Bridges.
At first, properly enough, reinforced concrete was adopted with much caution in bridge-building. To-day hundreds of bridges in this material are doing service throughout the world. A good example of a small bridge is that in Forest Park, St. Louis, spanning the River des Pêres. A noteworthy design on a large scale, by Professor William H. Burr, of Columbia University, New York, has been accepted for the Memorial Bridge to cross the Potomac River at Washington. A centre-draw span of 159 feet in steel is to be flanked on each side by three spans of reinforced concrete, each of 192 feet. These spans are ribbed arches, having a rise of twenty-nine feet, with their exteriors in granite masonry. In arguing for bridges in reinforced concrete, Mr. Edwin Thacher points out that under normal circumstances their steel is not strained to much more than one quarter of its elastic limit, so that a large reserved strength is available for emergencies, while the structure is more durable than a steel bridge and ultimately more economical, comparatively free from vibration and noise, proof against tornadoes and fire, and against floods also if the foundations are protected from scour.
CHAPTER XXX
MOTIVE POWERS PRODUCED WITH NEW ECONOMY
Improvements in steam practice . . . Mechanical draft . . . Automatic stokers . . . Better boilers . . . Superheaters . . . Economical condensers . . . Steam turbines on land and sea.

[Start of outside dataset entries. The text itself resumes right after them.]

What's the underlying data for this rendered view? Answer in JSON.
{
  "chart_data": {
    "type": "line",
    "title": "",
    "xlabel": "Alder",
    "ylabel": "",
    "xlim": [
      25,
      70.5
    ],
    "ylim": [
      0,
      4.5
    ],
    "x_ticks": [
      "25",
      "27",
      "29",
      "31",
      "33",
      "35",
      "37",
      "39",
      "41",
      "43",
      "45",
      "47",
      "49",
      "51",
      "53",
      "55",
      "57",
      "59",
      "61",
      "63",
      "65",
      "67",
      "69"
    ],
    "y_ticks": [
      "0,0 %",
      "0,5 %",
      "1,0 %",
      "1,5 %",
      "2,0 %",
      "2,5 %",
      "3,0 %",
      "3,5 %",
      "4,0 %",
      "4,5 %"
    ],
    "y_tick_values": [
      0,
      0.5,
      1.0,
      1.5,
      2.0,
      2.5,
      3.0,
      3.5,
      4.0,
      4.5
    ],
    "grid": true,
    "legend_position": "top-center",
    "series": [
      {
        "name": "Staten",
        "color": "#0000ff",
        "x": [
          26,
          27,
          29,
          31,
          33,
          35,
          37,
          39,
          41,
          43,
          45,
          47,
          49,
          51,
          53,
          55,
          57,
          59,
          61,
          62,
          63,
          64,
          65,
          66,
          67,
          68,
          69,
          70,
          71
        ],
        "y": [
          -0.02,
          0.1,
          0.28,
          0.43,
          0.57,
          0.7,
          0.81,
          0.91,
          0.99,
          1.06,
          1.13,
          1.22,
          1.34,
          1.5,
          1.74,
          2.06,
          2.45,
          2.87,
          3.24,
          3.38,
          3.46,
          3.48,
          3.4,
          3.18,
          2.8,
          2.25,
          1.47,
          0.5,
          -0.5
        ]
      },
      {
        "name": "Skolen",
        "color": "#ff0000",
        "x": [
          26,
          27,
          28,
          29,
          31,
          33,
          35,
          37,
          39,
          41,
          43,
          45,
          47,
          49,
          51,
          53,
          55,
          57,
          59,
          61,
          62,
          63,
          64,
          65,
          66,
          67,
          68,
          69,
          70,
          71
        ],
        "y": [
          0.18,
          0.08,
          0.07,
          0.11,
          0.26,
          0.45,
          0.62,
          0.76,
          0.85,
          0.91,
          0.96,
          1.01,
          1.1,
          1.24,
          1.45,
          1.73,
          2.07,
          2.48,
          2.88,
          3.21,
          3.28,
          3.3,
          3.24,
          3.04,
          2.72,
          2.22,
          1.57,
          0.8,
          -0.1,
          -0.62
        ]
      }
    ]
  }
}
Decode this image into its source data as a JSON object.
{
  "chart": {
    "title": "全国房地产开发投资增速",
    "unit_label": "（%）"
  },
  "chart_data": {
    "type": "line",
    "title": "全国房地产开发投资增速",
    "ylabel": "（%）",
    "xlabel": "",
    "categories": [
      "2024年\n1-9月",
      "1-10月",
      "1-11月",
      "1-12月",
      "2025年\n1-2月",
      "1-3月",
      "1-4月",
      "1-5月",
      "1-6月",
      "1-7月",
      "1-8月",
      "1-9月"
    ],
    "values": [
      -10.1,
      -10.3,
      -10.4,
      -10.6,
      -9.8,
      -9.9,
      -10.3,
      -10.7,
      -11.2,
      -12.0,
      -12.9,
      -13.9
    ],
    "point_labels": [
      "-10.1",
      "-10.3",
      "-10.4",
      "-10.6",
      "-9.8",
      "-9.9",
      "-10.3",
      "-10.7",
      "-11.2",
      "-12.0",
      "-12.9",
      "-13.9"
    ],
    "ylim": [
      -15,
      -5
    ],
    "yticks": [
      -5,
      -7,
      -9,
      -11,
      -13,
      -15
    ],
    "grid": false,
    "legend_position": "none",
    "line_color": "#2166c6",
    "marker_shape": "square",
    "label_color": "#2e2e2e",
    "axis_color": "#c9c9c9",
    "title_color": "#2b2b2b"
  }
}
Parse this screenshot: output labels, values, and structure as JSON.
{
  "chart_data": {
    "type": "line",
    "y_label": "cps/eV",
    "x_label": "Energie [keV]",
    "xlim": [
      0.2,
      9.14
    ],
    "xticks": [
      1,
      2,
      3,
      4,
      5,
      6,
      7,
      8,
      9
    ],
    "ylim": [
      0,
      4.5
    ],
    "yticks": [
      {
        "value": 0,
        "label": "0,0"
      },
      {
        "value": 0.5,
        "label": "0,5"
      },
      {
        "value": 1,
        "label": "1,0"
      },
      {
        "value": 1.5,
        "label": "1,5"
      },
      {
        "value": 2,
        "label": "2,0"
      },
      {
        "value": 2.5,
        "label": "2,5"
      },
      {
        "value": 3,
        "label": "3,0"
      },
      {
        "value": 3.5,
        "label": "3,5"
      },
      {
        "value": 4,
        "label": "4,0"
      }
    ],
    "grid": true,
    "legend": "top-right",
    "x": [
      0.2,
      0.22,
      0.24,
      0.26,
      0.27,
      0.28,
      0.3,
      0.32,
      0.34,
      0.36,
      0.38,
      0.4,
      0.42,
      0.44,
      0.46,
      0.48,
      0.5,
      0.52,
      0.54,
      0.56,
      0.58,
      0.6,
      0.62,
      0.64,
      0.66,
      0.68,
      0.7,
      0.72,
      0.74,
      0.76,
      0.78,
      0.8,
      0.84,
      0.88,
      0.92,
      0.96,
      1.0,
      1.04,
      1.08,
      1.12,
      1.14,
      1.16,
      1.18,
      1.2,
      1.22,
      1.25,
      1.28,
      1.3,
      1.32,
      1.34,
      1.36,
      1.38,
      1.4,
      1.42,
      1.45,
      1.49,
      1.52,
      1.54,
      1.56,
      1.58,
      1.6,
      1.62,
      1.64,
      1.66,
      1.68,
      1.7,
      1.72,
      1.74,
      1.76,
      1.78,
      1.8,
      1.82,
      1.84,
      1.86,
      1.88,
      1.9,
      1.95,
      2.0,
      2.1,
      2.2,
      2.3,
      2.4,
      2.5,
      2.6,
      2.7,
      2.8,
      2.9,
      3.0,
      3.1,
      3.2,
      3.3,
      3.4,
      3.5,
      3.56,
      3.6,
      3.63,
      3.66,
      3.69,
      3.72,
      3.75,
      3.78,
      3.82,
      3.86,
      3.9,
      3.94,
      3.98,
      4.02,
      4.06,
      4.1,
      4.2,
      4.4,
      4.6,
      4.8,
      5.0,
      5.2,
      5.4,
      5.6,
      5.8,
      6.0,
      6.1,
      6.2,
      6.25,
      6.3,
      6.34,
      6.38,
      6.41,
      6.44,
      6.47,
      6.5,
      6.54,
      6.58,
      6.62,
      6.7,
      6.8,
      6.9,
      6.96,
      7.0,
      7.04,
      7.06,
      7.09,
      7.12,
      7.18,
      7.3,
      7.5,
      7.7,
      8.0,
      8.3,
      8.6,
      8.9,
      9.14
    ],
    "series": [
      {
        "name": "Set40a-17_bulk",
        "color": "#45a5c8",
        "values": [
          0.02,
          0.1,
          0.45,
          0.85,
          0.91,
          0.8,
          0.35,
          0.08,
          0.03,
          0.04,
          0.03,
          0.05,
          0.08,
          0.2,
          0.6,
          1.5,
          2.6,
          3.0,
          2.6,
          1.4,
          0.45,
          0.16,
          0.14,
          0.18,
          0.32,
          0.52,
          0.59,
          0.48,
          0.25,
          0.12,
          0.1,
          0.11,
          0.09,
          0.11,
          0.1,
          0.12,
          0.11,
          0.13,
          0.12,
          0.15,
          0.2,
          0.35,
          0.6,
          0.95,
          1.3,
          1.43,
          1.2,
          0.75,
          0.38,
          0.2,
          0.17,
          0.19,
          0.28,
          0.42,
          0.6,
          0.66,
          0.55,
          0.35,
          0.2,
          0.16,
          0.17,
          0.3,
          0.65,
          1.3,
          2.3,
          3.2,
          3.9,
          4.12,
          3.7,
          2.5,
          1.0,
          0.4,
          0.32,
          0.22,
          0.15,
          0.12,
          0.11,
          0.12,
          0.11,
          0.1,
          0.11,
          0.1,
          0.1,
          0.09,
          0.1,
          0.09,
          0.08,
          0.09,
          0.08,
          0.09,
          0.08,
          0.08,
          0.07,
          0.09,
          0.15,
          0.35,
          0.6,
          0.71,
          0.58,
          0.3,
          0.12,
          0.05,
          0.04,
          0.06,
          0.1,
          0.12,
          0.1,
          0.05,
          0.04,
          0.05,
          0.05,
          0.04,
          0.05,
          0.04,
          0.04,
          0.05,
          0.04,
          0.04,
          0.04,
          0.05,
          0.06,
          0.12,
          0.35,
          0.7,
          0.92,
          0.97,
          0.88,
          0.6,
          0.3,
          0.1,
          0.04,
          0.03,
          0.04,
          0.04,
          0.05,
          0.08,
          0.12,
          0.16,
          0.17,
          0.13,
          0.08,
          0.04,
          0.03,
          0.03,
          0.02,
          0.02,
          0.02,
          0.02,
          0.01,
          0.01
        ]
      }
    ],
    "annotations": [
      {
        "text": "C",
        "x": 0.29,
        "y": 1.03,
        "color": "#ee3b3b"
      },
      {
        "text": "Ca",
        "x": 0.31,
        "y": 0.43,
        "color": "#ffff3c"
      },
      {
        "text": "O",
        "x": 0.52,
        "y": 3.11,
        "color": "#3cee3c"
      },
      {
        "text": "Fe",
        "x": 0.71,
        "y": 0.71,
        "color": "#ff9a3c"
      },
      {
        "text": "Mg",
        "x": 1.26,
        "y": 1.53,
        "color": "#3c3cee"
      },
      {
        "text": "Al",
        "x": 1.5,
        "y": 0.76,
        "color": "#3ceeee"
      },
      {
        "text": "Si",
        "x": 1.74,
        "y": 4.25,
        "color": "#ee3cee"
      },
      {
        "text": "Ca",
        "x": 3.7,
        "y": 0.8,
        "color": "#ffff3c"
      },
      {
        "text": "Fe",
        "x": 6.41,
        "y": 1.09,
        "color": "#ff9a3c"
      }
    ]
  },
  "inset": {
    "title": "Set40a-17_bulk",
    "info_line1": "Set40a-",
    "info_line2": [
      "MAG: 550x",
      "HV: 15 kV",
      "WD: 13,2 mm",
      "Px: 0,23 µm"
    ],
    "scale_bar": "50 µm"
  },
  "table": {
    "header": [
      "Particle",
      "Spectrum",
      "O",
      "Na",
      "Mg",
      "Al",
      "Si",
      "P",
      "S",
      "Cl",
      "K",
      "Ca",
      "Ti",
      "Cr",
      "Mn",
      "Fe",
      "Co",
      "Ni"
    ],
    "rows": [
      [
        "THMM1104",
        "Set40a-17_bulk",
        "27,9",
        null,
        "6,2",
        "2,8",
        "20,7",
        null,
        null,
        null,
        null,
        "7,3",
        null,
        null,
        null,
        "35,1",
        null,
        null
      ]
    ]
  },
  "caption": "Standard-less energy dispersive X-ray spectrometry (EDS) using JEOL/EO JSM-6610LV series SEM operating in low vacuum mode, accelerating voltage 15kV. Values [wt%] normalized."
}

Francis vertical turbine wheel. Allis-Chalmers Co., Milwaukee.
In every industry a threshold question is how motive power may be had at the lowest cost. In this field within twenty years wholly new methods have been introduced, while old processes have been greatly amended. Thanks to economical water-wheels and generators, efficient transmission, and motors all but perfect, water-powers, as at Niagara Falls, now send electricity to thousands of distant workshops, to serve not only as an ideal means of actuation, but as a source of light, heat and chemical impulse. While electrical art has thus been marching forward, all the heat engines have been improved in every detail of construction. New valve-gears, economizers and superheaters, united with triple-expansion cylinders of the boldest dimensions, worked at pressures and speeds greater than ever before, combine to make the best steam engines to-day vastly more effective than those of a generation ago. And these engines are withal facing the aggressive rivalry of the steam turbines devised by De Laval, Parsons and Curtis, all much less heavy and bulky than engines, simpler to build and operate, while their motion is continuous instead of interrupted at every piston stroke.
Competing with steam motors are the new gas engines, twice as efficient in converting heat into motive power. For this reason and because much improvement seems to be feasible in their designs, and in systems for supplying them with cheap gas, their adoption on a large scale in the near future appears to be certain. Especially will this be the event should the turbine principle be as successfully applied to gas as to steam motors. Already gases from coke ovens and blast furnaces, formerly thrown away or used only in part, are being employed in gas engines with success.
To-day the production of motive power largely centres in stations so huge that they adopt with gain appliances too elaborate for use in small installations. At the power-house of the Interborough Rapid Transit Company, New York, for example, automatic machinery conveys coal from barges to vast bunkers under the roof, an even distribution being effected by self-reversing trippers. Twelve of the furnaces have automatic stokers. Ashes are removed by conveyors. Lubricating oil is pumped to high reservoirs whence it descends to flush all the bearings; it is then carried to filters from which it passes to another round of duty. It is plain that the huge scale of such a plant opens new doors to ingenuity, especially in the dovetailing of one service with another.
In some central stations, as at Findlay, Ada, and Springfield, Ohio, the exhaust steam is utilized for district heating, so that the generation of motive power is merged into the larger field of fuel economy treated as a whole. Where there is a profitable market for exhaust steam it pays to use a group of engines or turbines which are either non-condensing, or only some of which are condensing, for the aim is not simply to use the motor which asks least fuel, but to install such motors and heaters as together will earn most for the capital invested.